A team of researchers at Cambridge’s Cavendish Lab, U.K., has developed a method in which photonic-crystal cavities are created by using a high-resolution inkjet printer to deposit femtoliter-scale droplets on a generic photonic-crystal substrate. The droplets form nanocavities that can serve as loci of light trapping and concentration.
Two-dimensional photonic-crystal cavities—optical nanocavities with strikingly high quality factors—form part of the bedrock of nanophotonics, serving in applications ranging from low-threshold lasers to single-photon sources to sensors. Recent advances in deep-UV photolithography have even raised the prospect of mass-producing high-quality photonic-crystal cavities using CMOS-compatible methods.
Now, scientists from Cambridge’s Cavendish Laboratory, U.K., have suggested an alternative approach for creating the cavities: use an inkjet printer (Adv. Mater., doi: 10.1002/adma.201704425).
The Cambridge team’s technique involves writing tiny, femtoliter droplets of low-refractive-index, organic inks onto a generic 2-D inorganic photonic-crystal template, using an electrohydrodynamic-jet printer. The droplets then serve as loci of light confinement sitting onboard the crystal substrate. The method, the team believes, raises the prospect of expanding design horizons, by allowing on-the-fly post-processing of nanophotonic devices onto a mass-produced, generic (and reusable) template, and by opening up cavity design to a range of unconventional materials.
The idea of creating photonic-crystal cavities by depositing a low-refractive-index polymer on a photonic-crystal waveguide dates back about 10 years (Opt. Express, doi: 10.1364/OE.15.017248). But these earlier efforts tended to rely on relatively complex, material-specific electron-beam or UV-exposure techniques. And while conventional inkjet printers have made vast strides in recent years as a microfabrication technology, their resolution has been far too coarse to put them to use in nanophotonics.

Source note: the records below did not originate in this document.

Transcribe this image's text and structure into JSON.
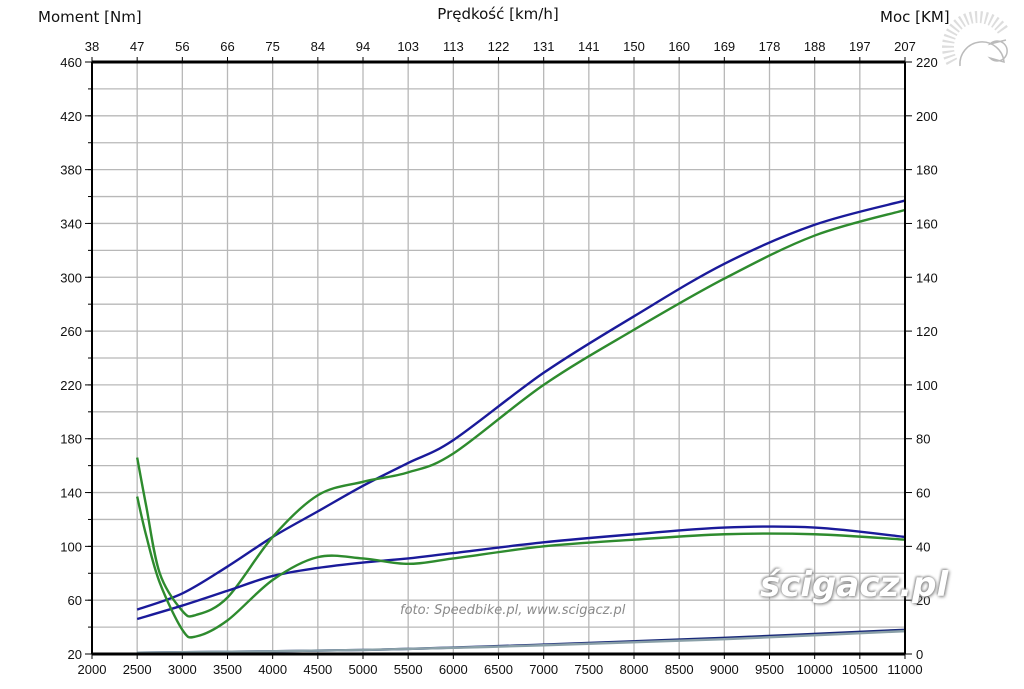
{
  "chart_data": {
    "type": "line",
    "title": "",
    "ylabel_left": "Moment [Nm]",
    "ylabel_right": "Moc [KM]",
    "xlabel_top": "Prędkość [km/h]",
    "xlabel_bottom": "",
    "x_unit": "rpm",
    "xlim": [
      2000,
      11000
    ],
    "ylim_left": [
      20,
      460
    ],
    "ylim_right": [
      0,
      220
    ],
    "x_ticks": [
      "2000",
      "2500",
      "3000",
      "3500",
      "4000",
      "4500",
      "5000",
      "5500",
      "6000",
      "6500",
      "7000",
      "7500",
      "8000",
      "8500",
      "9000",
      "9500",
      "10000",
      "10500",
      "11000"
    ],
    "x_ticks_top": [
      "38",
      "47",
      "56",
      "66",
      "75",
      "84",
      "94",
      "103",
      "113",
      "122",
      "131",
      "141",
      "150",
      "160",
      "169",
      "178",
      "188",
      "197",
      "207"
    ],
    "y_ticks_left": [
      "460",
      "420",
      "380",
      "340",
      "300",
      "260",
      "220",
      "180",
      "140",
      "100",
      "60",
      "20"
    ],
    "y_ticks_right": [
      "220",
      "200",
      "180",
      "160",
      "140",
      "120",
      "100",
      "80",
      "60",
      "40",
      "20",
      "0"
    ],
    "grid": true,
    "legend": "none",
    "series_units_note": "values in left-axis (Nm) scale",
    "series": [
      {
        "name": "power-blue",
        "color": "#1a1a9a",
        "x": [
          2500,
          3000,
          3500,
          4000,
          4500,
          5000,
          5500,
          6000,
          7000,
          8000,
          9000,
          10000,
          11000
        ],
        "y": [
          53,
          65,
          85,
          107,
          126,
          145,
          162,
          179,
          229,
          271,
          310,
          339,
          357
        ]
      },
      {
        "name": "power-green",
        "color": "#2e8b2e",
        "x": [
          2500,
          2600,
          2750,
          3000,
          3150,
          3500,
          4000,
          4500,
          5000,
          5500,
          6000,
          7000,
          8000,
          9000,
          10000,
          11000
        ],
        "y": [
          166,
          130,
          80,
          52,
          49,
          62,
          107,
          138,
          148,
          155,
          169,
          220,
          261,
          299,
          331,
          350
        ]
      },
      {
        "name": "torque-blue",
        "color": "#1a1a9a",
        "x": [
          2500,
          3000,
          3500,
          4000,
          4500,
          5000,
          5500,
          6000,
          7000,
          8000,
          9000,
          10000,
          11000
        ],
        "y": [
          46,
          56,
          67,
          78,
          84,
          88,
          91,
          95,
          103,
          109,
          114,
          114,
          107
        ]
      },
      {
        "name": "torque-green",
        "color": "#2e8b2e",
        "x": [
          2500,
          2600,
          2750,
          3000,
          3150,
          3500,
          4000,
          4500,
          5000,
          5500,
          6000,
          7000,
          8000,
          9000,
          10000,
          11000
        ],
        "y": [
          137,
          108,
          73,
          38,
          33,
          45,
          75,
          92,
          91,
          87,
          91,
          100,
          105,
          109,
          109,
          105
        ]
      },
      {
        "name": "base-blue",
        "color": "#1a2a7a",
        "x": [
          2500,
          5000,
          7000,
          9000,
          11000
        ],
        "y": [
          21,
          23,
          27,
          32,
          38
        ]
      },
      {
        "name": "base-gray",
        "color": "#8aa0a8",
        "x": [
          2500,
          5000,
          7000,
          9000,
          11000
        ],
        "y": [
          21,
          23,
          26.5,
          31,
          37
        ]
      }
    ]
  },
  "watermarks": {
    "foto": "foto: Speedbike.pl, www.scigacz.pl",
    "logo": "ścigacz.pl"
  }
}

Those ostensibly dim prospects brightened a bit at Cavendish lab when one of the new paper’s authors, the optoelectronics researcher Vincenzo Pecunia, got his hands on an electrohydrodynamic-jet printer. While still definitely qualifying as commercially available, off-the-shelf equipment, the printer—which pushes organic inks through a one-micron nozzle on demand, via the application of a voltage differential between the ink reservoir and the substrate—can deliver droplets between 1 and 10 femtoliters in volume.
That exceptionally high resolution raised the prospect of using the printer as a platform for nanophotonic fabrication, which Pecunia began to explore with his lead coauthor on the study, Frederic Brossard, also of the Cavendish Lab. The surface-to-volume ratio of the femtoliter-scale droplets turned out to hit the sweet spot for use on a photonic-crystal substrate; somewhat larger droplets, while potentially usable to create photonic-crystal cavities, underwent “dewetting” that limited their ability to stick to the crystals.
Armed with this tool, the team began playing with writing tiny patterns on photonic-crystal membranes, including membranes already containing waveguide structures and completely blank photonic-crystal templates. The templates were mounted on a programmable stage that enabled the ink to be deposited with micrometer accuracy. The ink used by the team was a custom-made material mixing a small molecule and a polymer, dissolved in dichlorobenzene, an organic solvent.
The team found that it was able to create “reproducible and structurally tunable high-Q cavities with small modal volumes” using the technique. The researchers also stress that, while they used a specific ink for their experiments, the method is in principle material-agnostic. And they found that the thickness of the inks creating the cavities could be controlled, to a resolution of less than 10 nm, merely by varying the number of passes of the printer jet over the structure. That raises the prospect of creating stacked combinations of materials that could serve as midwives to complex light-matter interactions, making such interactions potentially easier to set up and study.
The Cambridge scientists envision a workflow in which a generic, 2-D photonic-crystal template, mass produced by deep-UV lithography, would serve as a reusable foundation for on-demand deposition of structures via the inkjet printer. In a press release, Brossard suggested that such a workflow could be used to create, for example, “a high density of highly sensitive sensors to detect minute amounts of biomolecules such as viruses and cancer cells,” or other applications such as compact optical circuits and lasers.
Brossard’s coauthor, Pecunia, likewise sees strong prospects for the marriage of nanophotonics and inkjet printers. “Previous efforts to combine these two areas had bumped into the limitations of conventional inkjet printing technology, which cannot directly deposit anything small enough to be comparable to the wavelength of light,” he said. “But through electrodynamic inkjet printing we've been able to move beyond these limitations.”